Monday, April 16, 2018

Zhang Yimou

Zhang Yimou, Toronto, Sept. 2004

IN 2004 I RETURNED TO SHOOTING PORTRAITS AT THE FILM FESTIVAL. Technically it had been three years since my last festival, but really it was more like four - the results of my first weekend's shoots at the 2001 Toronto International Film Festival had been lost when the Kodak/Nikon digital camera on which I'd shot them had been corrupted, and the rest of the festival was a write-off after the terrorist attacks in New York and Washington that happened the following Tuesday morning.

The free daily sent me to cover the festival with Chris Atchison, a young writer recently hired at the paper. We did an enormous amount of work at TIFF that year, including the five portraits featured this week on the blog, all of which were shot in one day - Sept. 11, 2004, precisely three years since my hiatus from festival shooting began. Among our subjects was Chinese director Zhang Yimou, who was in town promoting House of Flying Daggers, the director's second martial arts epic after Hero, released the previous year.

Zhang Yimou, Toronto, Sept. 2004

I knew Yimou from his earlier films, like Red Sorghum, Ju Dou and Raise the Red Lantern - historical films set in pre-Communist China that had been huge hits at film festivals like TIFF. I knew he had a taste for the epic, and that he liked stories with bitter, tragic endings. I also knew that he had arrived at his profession in circumstances that would be unimaginable outside of a place like China.

Yimou was nearly thirty when he pleaded to be accepted into a film school reopening after the end of the disastrous Cultural Revolution. He lacked the necessary qualifications, having left school to work as a farm labourer and mill worker when intellectuals, professionals and their children were forced out of the cities by the regime and the Red Guards. He sold blood to buy his first camera, and used the photos he took with it to make his case for a spot at the Beijing Film School.

Zhang Yimou, Toronto, Sept. 2004

I had this story somewhere in my mind when I met Zhang in a room at the Hotel Intercontinental on Bloor Street, which had become the main festival hotel. Unlike the Four Seasons around the corner with its big windows, the rooms in the Intercontinental are dim and the small windows look out either onto a courtyard or face north onto a parking lot. I had to find my sweet spot of light carefully there - or find a way to work around the lack of light.

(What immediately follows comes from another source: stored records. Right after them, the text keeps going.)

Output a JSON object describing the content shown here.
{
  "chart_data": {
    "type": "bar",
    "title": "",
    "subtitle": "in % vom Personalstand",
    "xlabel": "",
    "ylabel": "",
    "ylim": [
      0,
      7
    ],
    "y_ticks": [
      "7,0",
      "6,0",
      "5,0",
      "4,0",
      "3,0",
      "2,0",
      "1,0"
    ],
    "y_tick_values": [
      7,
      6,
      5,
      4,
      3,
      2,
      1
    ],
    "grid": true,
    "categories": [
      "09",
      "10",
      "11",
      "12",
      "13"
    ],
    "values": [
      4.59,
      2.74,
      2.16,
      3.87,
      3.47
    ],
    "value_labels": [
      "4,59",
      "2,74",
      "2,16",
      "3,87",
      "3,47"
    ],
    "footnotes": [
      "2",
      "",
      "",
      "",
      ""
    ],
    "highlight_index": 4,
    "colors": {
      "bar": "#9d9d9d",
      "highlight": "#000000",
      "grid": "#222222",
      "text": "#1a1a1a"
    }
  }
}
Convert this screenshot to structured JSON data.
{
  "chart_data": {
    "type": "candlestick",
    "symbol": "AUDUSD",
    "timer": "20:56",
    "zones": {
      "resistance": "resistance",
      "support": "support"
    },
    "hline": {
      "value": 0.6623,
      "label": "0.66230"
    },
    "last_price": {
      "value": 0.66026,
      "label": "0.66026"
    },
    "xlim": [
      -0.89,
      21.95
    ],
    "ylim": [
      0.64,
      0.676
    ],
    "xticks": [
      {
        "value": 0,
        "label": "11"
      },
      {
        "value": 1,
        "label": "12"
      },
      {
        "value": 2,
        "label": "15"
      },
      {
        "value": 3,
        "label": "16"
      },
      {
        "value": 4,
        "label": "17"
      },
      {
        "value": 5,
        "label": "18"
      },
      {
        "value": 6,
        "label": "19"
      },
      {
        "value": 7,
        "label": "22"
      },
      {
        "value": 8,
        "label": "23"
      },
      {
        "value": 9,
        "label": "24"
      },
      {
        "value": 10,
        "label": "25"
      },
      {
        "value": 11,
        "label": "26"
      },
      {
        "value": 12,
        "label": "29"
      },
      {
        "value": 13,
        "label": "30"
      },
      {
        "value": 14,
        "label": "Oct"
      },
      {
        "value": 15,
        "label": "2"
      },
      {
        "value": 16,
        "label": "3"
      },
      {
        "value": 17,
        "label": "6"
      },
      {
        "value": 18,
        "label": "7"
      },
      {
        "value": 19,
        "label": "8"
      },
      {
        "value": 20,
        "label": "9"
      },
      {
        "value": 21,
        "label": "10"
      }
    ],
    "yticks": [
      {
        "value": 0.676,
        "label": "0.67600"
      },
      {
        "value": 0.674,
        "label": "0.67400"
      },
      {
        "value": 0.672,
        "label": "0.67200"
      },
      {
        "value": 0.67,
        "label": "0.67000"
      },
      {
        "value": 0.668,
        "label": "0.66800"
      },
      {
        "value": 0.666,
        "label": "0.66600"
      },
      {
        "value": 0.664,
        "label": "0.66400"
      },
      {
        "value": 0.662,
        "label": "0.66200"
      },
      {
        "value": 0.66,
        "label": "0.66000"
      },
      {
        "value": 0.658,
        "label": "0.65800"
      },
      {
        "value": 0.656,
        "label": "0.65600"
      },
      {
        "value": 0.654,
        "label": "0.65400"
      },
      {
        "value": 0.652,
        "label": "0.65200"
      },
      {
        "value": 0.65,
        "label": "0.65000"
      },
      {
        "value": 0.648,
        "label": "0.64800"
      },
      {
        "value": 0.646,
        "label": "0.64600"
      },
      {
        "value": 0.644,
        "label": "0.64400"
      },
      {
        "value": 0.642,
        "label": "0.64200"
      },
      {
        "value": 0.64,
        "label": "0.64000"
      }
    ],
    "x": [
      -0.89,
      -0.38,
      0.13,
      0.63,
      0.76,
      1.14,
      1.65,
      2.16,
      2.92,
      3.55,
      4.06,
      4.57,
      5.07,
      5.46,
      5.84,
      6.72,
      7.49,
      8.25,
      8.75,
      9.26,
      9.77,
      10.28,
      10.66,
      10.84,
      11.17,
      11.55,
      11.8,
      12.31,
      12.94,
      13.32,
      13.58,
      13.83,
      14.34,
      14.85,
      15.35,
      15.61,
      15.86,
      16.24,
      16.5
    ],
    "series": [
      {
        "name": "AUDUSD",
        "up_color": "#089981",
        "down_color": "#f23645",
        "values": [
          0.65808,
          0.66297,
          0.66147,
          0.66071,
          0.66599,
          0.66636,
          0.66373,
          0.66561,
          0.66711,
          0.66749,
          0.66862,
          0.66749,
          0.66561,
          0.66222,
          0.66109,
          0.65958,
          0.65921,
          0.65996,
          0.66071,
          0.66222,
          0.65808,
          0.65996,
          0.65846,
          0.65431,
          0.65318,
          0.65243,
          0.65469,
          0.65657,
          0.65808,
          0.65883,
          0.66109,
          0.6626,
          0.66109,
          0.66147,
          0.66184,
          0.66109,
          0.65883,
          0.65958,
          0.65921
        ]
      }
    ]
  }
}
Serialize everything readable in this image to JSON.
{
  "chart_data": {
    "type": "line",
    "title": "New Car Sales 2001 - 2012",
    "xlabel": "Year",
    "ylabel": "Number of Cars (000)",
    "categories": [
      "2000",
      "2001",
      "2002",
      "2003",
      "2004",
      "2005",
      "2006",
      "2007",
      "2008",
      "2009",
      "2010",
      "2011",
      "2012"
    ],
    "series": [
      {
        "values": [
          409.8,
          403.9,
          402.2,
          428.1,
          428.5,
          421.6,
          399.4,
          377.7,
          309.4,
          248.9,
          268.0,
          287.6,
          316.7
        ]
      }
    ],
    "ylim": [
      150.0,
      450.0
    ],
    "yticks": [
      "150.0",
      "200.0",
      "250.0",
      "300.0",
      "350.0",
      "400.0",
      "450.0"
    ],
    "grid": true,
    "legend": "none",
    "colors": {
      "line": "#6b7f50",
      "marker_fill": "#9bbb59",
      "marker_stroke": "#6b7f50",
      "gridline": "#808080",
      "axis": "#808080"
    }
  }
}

I obviously found that spot with Zhang, and just enough light to get a dozen or so relatively sharp frames. It's unlikely that the shots I handed in to the paper looked anything like these ones; I never would have processed anything in black and white, and shooting for newsprint obliged me to emphasize highlights over shadows and boost colour saturation. I suppose that's why I never really discovered how good this shoot actually was until I dug out these files last week and tailored them to look much more like my idea of the sort of portrait Zhang's story seemed to dictate.

I definitely never would have handed in the shot of him with his eyes closed. I don't know why I like to take portraits of people with their eyes closed. Maybe it's a way of letting their facial features reveal their character instead of the notional confrontation of the viewer staring into a subject's eyes, which obliges our instinctive human reading of their mental health and sincerity. Or maybe I like to create the illusion that I've captured them in a private moment of reverie or contemplation. One day I should try and figure that out.